È una situazione allo stesso tempo topica (riguarda molti lavoratori del terziario) e particolare (è quella di una donna). Al di là delle condizioni materiali simili (contrattuali, abitative, precarie dal punto di vista economico ed esistenziale) c’è infatti sempre un elemento in più che aggrava la situazione lavorativa di una donna. È un elemento invisibile e difficilmente identificabile che si traduce in una sotterranea violenza, quasi un’ingiunzione a rimanere subalterne e che conduce le donne a una continua dimostrazione del proprio valore, delle proprie competenze, del proprio diritto a esistere nell’ indipendenza lavorativa, intellettuale ed economica.

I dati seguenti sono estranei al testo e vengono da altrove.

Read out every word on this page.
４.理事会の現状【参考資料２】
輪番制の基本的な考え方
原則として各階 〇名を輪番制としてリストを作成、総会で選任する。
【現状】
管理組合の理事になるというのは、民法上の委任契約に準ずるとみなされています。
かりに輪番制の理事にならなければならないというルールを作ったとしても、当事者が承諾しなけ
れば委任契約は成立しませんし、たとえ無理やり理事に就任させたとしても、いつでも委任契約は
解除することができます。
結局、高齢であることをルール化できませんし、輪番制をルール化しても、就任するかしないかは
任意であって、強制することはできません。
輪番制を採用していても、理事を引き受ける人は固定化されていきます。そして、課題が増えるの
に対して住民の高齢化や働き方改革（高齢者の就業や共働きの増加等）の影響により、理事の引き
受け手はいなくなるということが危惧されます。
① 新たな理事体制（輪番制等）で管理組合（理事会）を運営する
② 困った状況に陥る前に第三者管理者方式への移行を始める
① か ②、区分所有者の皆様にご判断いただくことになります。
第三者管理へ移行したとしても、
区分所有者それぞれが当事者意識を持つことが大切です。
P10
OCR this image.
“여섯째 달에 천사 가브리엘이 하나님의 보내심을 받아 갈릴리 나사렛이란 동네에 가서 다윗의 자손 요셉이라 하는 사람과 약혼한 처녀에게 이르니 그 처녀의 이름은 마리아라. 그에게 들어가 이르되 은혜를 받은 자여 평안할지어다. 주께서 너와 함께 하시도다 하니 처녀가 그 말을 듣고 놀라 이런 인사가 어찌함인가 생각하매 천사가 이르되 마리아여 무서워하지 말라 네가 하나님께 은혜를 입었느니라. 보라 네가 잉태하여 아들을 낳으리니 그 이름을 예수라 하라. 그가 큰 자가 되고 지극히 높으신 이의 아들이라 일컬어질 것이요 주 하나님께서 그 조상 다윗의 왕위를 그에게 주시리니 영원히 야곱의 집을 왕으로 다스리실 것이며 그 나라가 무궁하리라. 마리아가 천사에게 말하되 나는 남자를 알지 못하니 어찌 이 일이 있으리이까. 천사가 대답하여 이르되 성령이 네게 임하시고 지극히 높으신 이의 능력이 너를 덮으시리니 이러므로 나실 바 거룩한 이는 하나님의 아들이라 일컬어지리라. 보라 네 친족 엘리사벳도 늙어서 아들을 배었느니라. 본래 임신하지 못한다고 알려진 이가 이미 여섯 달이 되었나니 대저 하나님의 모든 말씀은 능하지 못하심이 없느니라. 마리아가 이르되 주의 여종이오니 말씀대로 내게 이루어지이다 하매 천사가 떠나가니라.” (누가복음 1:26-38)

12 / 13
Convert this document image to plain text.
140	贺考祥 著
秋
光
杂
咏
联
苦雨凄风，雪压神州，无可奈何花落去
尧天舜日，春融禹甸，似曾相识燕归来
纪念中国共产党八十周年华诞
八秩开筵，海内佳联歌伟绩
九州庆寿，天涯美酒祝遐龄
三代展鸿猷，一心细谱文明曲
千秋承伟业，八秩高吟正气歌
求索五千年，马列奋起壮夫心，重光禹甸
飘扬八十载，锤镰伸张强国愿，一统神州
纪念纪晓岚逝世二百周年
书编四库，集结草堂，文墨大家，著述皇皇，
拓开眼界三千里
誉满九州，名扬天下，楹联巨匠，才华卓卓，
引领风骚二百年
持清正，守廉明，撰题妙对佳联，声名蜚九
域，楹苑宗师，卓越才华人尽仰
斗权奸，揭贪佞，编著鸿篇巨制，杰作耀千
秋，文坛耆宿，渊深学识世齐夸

Un fenomeno che è utopico pensare scompaia anche con un ipotetico crollo della società capitalista.

Bilanciare il piano del conflitto tra capitale e lavoro (le condizioni lavorative comuni e l’unità di interessi che da queste potrebbe derivare per combatterle), con quello della lotta alla violenza di genere (in tutte le sue forme) e alle discriminazioni di cui sono oggetto i soggetti subalterni (migranti, omosessuali, ecc.) è forse una delle sfide più difficili cui è chiamata oggi la sinistra.